At Hollywood Forever in Los Angeles, where Rudolph Valentino, Fay Wray, Cecil B. Demille and other notables are interred, buyers have long challenged the basic conventions of burial. In an area called the Garden of Legends, a swath of waterfront property where graves sites start at $110,000, memorials are as unique as the owners. A bust of punk rocker Johnny Ramone on his guitar sits atop his gravestone. Burial near the Ramones legend is one of the most common requests the cemetery gets, said Noelle Berman, the director of private estates, who said it is a reflection of the changing clientele.
As the boomers get older, industry experts predict that monuments will get even more whimsical, says R. Michael Eddy, president of cemetery products at Matthews International, MATW -0.79% a Pittsburgh-based manufacturer of memorial products.
Even in cemeteries where land is scarce, boomers are making a statement.
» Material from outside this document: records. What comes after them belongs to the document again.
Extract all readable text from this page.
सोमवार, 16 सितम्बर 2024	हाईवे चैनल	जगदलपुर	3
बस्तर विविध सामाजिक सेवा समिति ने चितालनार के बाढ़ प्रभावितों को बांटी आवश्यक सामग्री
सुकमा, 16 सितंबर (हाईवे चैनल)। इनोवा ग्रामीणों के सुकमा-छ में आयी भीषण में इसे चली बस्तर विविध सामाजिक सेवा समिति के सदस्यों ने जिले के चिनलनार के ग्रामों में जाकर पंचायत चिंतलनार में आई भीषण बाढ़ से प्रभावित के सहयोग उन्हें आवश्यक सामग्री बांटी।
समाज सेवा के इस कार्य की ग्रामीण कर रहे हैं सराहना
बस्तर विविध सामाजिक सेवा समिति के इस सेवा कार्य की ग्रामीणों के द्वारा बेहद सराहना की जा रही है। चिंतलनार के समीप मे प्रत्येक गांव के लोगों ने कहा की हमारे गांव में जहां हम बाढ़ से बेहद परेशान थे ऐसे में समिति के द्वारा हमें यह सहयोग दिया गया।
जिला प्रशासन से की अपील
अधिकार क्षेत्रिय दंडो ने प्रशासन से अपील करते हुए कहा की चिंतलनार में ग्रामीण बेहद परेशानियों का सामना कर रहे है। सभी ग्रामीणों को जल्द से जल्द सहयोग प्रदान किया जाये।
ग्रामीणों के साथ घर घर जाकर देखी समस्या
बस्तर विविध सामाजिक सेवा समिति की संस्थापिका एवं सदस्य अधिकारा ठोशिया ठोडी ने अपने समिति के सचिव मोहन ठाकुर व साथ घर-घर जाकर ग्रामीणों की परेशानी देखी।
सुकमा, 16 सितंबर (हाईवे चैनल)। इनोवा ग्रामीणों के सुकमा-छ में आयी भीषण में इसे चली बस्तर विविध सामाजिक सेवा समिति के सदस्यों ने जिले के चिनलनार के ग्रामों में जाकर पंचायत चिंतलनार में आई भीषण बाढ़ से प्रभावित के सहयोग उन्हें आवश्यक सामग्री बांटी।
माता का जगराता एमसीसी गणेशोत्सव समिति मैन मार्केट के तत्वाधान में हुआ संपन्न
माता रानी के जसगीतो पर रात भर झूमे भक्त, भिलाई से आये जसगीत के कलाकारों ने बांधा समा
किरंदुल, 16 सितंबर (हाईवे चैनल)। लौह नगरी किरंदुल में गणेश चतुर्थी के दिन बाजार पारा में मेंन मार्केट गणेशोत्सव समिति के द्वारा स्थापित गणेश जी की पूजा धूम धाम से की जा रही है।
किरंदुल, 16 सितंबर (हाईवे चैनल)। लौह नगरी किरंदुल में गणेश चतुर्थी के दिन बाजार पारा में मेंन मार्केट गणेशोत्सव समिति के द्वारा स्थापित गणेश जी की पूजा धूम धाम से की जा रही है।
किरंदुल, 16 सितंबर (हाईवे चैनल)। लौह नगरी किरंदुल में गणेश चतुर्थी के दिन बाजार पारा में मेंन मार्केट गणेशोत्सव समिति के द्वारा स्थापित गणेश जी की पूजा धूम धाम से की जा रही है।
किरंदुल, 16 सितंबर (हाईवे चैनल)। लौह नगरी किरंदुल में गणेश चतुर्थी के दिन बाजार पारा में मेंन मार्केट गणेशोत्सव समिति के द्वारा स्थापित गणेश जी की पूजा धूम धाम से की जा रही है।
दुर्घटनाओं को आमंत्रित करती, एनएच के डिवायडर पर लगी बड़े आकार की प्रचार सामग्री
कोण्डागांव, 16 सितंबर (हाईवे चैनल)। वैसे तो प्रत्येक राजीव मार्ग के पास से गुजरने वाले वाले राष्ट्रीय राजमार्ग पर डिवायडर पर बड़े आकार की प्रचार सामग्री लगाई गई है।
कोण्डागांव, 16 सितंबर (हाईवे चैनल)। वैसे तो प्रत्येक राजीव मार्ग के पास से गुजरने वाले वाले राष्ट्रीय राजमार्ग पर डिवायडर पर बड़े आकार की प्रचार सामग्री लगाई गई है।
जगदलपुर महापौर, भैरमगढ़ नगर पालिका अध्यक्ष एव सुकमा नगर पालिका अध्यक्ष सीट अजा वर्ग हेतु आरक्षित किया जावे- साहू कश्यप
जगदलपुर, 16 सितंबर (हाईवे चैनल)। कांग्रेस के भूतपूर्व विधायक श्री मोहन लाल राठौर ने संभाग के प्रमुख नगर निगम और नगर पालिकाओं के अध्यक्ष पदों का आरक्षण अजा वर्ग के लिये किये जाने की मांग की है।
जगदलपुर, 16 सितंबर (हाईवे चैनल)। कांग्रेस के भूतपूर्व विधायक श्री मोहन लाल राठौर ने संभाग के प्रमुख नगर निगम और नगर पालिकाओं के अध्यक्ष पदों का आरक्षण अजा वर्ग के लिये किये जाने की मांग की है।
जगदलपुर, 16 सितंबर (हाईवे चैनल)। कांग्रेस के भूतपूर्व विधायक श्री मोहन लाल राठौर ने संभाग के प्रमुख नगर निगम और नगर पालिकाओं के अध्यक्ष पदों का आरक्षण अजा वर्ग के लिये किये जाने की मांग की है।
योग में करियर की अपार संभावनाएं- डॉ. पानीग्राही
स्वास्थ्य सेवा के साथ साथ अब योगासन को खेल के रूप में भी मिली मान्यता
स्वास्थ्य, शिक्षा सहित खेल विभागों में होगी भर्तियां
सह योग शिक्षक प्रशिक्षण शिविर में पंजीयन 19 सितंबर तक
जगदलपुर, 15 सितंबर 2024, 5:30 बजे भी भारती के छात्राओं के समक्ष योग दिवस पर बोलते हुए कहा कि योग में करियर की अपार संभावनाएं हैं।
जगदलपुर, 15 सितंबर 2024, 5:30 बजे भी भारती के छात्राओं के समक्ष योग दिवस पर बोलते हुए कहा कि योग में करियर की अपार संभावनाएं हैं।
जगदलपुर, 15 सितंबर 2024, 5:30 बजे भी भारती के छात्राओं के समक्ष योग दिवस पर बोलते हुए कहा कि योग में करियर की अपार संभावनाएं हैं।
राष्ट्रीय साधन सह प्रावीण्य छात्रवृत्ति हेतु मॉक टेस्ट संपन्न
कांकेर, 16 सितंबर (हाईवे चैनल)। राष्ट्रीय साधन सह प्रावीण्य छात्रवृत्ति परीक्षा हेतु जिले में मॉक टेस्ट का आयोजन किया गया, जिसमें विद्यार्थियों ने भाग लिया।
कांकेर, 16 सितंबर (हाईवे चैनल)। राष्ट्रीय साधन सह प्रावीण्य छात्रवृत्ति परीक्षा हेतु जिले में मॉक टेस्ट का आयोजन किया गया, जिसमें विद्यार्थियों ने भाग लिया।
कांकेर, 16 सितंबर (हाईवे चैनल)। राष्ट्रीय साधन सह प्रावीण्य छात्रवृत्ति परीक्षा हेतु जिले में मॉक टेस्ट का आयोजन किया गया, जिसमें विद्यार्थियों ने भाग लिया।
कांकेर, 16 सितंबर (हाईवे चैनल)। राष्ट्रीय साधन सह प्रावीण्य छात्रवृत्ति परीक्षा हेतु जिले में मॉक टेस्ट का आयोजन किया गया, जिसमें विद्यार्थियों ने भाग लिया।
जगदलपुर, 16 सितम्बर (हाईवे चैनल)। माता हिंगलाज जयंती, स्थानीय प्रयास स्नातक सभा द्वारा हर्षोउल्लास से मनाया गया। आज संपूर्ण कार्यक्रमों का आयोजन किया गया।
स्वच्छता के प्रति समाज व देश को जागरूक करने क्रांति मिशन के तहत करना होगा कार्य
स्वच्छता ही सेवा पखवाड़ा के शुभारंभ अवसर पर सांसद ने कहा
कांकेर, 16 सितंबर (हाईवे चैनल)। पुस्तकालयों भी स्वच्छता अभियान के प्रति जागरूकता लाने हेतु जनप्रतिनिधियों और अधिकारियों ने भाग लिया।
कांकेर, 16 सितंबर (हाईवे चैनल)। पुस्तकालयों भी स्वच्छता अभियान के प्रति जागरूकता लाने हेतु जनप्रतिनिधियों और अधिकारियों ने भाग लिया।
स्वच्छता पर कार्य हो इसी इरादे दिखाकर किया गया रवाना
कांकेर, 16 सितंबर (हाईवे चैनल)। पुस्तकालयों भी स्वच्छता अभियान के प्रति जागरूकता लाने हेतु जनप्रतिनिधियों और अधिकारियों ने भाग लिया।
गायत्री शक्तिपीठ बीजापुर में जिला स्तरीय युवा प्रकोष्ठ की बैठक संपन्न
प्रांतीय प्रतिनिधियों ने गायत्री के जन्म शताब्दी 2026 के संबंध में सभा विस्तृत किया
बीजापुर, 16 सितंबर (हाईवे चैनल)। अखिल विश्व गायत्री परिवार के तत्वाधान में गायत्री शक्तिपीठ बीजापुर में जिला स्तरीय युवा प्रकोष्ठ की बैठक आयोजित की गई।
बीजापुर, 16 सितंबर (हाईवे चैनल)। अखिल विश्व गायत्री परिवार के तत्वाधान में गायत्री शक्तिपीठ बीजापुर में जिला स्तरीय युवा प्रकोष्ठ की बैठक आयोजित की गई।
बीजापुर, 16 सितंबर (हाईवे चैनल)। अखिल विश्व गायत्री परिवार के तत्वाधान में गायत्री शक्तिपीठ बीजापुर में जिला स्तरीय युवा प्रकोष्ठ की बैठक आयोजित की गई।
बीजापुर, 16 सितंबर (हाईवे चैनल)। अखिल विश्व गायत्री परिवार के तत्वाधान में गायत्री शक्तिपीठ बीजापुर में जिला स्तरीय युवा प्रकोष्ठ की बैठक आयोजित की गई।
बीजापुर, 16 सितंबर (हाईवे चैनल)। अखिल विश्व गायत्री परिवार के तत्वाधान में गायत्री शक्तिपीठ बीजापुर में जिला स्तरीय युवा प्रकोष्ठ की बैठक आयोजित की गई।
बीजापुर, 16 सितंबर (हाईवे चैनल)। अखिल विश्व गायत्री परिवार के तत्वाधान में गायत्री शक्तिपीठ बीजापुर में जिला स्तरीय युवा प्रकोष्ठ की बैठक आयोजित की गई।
Mr. Eddy says he has seen monuments of all shapes and colors, ranging from granite roller skates to chiseled flamenco dancers.
He points to rapid changes overseas. In parts of Europe, ultramodern mausoleums resemble art installations, with sculptural elements and statuary. In the Philippines, Mr. Eddy has produced six- and seven-figure mausoleums with air conditioning, kitchenettes—even a hot tub. “Our demand is doubling every year” for private mausoleums, he said, from about 40 orders a year ago to doing “a couple a week,” he said. It’s only a matter of time before more of these ideas reach the U.S. market, he added.
Some already have arrived, noted Ms. Berman of Hollywood Forever, reflecting on some of the cemetery’s unique momento mori, which include a master-closet monument that will be filled with the decedent’s couture collection. “It’s forever,” she said.